À parte, nos anos 2010, quando o governo Dilma Rousseff retomou o controle artificial de preço dos combustíveis mediante seu poder de controle sobre a Petrobras, o que novamente gerou danos ao setor.

Em 2013, o Superior Tribunal de Justiça decidiu contra as usinas no caso "Matary", exigindo que fosse demonstrado o chamado "prejuízo contábil" como requisito para a concessão da indenização, sem considerar o preço remuneratório que fora apurado pelo governo, à época, por intermédio da Fundação Getulio Vargas, e que não foi seguido na fixação dos preços. Ressalvou, naquela ocasião, os casos que já haviam transitado em julgado com a condenação da União a partir do critério da FGV.

Em função disso, cerca de 20% das usinas ainda não tiveram seus casos definitivamente julgados.

A Usina Matary, então, entrou, em 2015, com um recurso no Supremo Tribunal Federal. Alega ter havido a comprovação do efetivo dano econômico, por perícia, a partir do parâmetro que vinha sendo aceito pelo STF para a concessão das indenizações: o apurado pela FGV e não os custos contábeis individuais. O relator da ação, ministro Luiz Edson Fachin, votou contrariamente. No último mês de abril, o Plenário Virtual do STF suspendeu o julgamento.

Segundo a AGU, o impacto nos cofres públicos seria de cerca de R$ 70 bilhões. As usinas contestam o número. Falam em R$ 8 bilhões.

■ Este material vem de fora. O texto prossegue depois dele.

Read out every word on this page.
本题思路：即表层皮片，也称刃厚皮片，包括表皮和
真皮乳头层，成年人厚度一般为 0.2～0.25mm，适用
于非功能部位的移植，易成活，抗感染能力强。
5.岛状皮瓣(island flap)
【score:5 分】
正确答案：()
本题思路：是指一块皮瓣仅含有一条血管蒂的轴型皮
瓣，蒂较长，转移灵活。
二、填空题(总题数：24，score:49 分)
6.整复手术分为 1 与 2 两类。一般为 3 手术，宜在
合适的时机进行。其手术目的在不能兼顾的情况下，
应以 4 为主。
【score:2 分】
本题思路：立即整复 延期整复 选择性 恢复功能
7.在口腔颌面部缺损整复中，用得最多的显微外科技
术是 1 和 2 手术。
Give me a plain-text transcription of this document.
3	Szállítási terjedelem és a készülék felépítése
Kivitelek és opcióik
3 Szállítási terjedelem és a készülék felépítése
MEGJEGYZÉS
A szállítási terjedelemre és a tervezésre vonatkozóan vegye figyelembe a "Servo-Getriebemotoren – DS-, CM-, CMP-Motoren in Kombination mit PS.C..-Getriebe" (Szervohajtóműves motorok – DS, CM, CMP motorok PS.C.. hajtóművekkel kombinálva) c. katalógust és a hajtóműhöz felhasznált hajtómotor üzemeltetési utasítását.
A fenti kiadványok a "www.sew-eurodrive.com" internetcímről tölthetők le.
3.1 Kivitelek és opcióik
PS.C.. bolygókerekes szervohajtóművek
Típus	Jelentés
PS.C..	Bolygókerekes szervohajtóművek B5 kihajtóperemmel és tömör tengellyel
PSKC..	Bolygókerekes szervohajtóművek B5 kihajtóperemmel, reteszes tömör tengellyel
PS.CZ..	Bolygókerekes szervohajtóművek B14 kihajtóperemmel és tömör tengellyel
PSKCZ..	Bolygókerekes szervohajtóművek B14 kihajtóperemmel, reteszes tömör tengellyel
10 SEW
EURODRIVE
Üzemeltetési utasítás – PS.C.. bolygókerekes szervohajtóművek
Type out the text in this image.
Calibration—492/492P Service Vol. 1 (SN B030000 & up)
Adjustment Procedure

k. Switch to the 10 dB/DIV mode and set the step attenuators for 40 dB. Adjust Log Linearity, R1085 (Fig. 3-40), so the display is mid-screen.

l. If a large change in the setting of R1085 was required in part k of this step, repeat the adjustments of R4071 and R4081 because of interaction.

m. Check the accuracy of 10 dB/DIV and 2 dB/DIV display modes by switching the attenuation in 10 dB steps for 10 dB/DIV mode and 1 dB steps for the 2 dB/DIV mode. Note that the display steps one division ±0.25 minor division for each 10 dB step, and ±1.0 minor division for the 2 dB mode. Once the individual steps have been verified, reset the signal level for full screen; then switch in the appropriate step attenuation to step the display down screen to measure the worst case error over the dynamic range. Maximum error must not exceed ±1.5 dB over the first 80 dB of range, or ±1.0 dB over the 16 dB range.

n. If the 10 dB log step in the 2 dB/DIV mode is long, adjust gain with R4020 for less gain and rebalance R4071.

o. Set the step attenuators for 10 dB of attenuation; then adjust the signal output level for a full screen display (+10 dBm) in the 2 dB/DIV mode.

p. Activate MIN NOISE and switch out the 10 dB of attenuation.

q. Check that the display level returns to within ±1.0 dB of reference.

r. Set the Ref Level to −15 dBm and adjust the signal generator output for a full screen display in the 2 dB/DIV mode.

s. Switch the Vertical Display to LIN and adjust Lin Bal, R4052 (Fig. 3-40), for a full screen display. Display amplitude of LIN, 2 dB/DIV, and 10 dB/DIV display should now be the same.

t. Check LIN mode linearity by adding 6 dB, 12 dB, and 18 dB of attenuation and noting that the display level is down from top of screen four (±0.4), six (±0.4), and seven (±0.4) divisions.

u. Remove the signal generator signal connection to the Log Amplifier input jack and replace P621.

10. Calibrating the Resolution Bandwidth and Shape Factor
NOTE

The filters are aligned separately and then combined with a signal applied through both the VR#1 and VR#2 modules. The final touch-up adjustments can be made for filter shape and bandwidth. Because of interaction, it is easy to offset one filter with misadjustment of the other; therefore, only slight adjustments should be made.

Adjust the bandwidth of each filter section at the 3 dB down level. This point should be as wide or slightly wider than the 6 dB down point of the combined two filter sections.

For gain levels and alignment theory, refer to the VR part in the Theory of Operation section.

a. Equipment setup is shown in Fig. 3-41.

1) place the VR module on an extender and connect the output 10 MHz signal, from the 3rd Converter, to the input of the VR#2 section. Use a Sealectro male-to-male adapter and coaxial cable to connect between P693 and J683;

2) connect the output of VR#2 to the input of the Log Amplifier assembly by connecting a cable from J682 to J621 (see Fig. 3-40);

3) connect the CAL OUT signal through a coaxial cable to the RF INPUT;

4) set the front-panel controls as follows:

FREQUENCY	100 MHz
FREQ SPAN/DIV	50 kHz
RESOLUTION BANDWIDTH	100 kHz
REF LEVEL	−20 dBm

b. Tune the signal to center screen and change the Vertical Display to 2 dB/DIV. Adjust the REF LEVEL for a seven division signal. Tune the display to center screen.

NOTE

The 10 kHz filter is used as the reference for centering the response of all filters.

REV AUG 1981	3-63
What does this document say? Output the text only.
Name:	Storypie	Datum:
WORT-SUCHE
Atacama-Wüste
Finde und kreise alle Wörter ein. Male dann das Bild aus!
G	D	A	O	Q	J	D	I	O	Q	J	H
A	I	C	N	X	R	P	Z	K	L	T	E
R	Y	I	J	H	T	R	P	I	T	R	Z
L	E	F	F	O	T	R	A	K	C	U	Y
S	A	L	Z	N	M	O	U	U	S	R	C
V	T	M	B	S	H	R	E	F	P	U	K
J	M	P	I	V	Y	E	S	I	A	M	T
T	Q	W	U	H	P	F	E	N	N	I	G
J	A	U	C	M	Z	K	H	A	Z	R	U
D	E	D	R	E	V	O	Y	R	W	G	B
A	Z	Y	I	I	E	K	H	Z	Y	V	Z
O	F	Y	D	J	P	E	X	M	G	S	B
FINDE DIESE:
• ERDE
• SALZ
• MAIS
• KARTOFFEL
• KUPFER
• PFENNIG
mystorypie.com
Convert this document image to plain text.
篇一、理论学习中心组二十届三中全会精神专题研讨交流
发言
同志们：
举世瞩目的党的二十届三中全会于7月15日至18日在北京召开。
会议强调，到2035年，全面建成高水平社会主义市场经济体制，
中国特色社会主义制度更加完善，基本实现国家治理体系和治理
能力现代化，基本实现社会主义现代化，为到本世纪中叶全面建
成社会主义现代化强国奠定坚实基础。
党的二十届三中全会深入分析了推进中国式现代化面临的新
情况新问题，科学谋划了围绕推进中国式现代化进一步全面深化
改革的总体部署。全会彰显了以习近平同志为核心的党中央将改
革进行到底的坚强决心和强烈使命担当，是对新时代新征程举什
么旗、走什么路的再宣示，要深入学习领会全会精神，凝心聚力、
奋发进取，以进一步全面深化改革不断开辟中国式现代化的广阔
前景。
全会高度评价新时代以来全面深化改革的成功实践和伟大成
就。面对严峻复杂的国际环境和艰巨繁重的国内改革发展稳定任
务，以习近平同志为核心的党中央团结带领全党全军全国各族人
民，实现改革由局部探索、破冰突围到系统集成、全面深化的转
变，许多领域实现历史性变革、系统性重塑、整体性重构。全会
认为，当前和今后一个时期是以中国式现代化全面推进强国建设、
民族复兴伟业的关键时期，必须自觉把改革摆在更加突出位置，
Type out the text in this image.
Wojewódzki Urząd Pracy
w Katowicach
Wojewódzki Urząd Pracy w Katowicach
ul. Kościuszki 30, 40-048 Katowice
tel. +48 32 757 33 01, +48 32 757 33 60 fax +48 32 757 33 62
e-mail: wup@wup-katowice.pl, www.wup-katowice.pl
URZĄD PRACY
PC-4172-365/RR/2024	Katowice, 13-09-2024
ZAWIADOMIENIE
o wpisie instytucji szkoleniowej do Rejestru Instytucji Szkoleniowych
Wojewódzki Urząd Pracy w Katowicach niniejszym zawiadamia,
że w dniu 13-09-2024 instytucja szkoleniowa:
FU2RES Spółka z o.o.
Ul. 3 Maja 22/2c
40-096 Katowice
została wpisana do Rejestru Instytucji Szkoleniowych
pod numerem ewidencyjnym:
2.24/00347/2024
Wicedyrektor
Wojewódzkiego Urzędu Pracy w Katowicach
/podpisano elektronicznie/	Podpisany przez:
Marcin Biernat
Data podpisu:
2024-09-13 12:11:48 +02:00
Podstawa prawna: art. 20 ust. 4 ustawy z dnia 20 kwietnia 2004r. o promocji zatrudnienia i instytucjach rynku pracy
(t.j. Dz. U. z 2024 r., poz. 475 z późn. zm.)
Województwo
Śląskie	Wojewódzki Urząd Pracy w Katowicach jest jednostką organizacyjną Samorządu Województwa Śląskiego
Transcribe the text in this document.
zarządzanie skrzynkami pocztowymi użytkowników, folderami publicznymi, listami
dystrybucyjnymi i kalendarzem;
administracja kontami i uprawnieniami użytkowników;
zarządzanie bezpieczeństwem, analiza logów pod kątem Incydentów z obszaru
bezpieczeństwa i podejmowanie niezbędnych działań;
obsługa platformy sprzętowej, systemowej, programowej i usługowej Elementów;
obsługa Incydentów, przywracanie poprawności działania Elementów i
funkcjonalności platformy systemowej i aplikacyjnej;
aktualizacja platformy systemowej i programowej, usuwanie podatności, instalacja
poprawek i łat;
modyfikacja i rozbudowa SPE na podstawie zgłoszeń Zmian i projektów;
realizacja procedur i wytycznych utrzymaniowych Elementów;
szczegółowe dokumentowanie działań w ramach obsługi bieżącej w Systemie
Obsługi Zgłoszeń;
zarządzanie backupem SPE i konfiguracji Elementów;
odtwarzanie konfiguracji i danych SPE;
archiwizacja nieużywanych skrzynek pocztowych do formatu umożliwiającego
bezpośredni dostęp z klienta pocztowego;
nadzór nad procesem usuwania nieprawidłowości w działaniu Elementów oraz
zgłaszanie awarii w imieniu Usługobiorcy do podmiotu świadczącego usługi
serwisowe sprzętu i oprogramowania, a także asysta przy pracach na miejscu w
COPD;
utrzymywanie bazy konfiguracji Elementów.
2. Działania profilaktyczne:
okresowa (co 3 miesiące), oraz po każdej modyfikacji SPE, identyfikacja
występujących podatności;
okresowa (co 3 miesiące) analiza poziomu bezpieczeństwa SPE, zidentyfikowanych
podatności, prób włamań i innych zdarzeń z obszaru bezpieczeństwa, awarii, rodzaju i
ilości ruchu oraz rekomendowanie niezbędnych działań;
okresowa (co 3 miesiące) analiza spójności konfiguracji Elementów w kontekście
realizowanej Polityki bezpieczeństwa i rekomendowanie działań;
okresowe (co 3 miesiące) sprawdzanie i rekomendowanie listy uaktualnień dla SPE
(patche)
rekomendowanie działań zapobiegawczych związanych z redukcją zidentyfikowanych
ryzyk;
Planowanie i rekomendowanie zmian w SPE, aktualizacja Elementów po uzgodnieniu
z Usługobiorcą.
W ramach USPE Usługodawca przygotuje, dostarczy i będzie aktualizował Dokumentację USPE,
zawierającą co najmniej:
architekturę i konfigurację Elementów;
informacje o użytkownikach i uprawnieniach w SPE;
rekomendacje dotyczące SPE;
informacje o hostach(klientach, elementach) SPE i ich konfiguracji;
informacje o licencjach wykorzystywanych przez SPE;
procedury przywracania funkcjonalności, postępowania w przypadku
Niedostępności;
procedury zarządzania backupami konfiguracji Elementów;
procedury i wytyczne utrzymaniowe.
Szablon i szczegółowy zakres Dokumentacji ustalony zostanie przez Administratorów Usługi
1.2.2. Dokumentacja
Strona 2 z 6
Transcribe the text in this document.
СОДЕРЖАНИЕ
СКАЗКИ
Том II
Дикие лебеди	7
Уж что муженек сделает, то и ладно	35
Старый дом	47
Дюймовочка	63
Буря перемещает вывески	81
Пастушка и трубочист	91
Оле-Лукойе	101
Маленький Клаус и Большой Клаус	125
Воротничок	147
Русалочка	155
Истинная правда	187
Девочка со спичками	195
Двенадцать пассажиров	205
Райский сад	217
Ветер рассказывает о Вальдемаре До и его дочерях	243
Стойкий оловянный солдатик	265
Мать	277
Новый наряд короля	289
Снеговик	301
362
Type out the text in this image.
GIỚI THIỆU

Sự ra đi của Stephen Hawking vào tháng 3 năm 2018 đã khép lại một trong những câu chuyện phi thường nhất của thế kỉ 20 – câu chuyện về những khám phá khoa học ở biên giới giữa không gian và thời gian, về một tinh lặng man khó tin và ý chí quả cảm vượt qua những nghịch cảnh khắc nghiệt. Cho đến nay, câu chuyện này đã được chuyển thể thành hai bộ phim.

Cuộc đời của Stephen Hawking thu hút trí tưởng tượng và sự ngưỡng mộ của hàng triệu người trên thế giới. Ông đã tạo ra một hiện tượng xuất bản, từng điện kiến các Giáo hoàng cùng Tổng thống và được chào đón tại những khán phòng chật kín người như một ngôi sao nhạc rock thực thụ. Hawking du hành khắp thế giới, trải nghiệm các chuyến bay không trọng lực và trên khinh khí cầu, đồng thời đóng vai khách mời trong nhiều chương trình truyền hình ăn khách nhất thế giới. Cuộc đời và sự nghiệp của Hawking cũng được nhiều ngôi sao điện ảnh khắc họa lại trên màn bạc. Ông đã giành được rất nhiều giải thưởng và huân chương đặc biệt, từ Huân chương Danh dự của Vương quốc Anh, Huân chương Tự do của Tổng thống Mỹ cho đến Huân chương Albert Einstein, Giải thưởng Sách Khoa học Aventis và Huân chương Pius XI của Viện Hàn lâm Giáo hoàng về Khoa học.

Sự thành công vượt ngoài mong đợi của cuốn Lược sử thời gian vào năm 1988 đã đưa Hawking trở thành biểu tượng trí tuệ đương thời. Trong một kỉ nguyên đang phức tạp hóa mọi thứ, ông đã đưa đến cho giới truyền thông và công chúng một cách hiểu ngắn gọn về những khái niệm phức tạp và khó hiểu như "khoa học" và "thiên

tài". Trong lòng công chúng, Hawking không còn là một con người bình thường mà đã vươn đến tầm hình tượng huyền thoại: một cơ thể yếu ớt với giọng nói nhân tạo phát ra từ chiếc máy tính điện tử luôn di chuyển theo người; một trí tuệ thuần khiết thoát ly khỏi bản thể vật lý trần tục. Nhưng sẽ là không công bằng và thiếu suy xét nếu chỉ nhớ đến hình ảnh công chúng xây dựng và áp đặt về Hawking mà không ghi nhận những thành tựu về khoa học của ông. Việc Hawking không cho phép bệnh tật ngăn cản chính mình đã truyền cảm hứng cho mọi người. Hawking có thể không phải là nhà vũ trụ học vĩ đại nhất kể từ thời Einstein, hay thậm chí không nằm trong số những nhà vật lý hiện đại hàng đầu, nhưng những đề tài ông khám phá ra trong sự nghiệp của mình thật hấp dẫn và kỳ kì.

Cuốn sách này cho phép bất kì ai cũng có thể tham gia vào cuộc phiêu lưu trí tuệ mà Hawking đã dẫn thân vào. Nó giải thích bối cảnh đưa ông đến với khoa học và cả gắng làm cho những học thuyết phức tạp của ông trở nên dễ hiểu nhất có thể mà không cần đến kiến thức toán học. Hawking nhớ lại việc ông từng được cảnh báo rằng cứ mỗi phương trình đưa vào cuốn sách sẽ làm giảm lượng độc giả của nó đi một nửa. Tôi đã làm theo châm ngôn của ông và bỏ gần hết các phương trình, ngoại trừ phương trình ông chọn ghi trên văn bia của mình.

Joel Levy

A discussão se dá em torno de pedidos de indenização de mais de 290 usinas que reclamam de prejuízos decorrentes da política de fixação de preços adotada pelo governo. Muitas delas já têm a seu favor decisões transitadas em julgado seguindo o critério da FGV.

O ministro Alexandre de Moraes pediu vista — mais tempo para análise. E ainda não há data para o processo voltar a julgamento, que estava com três votos favoráveis ao setor e dois para a União.

O relator deu razão ao governo (leia voto abaixo) e foi acompanhado pela ministra Rosa Weber. Para Fachin, é imprescindível uma perícia técnica para comprovar prejuízo em cada caso concreto. Já os ministros Ricardo Lewandowski, Luiz Fux e Marco Aurélio Mello votaram a favor do recurso da Matary.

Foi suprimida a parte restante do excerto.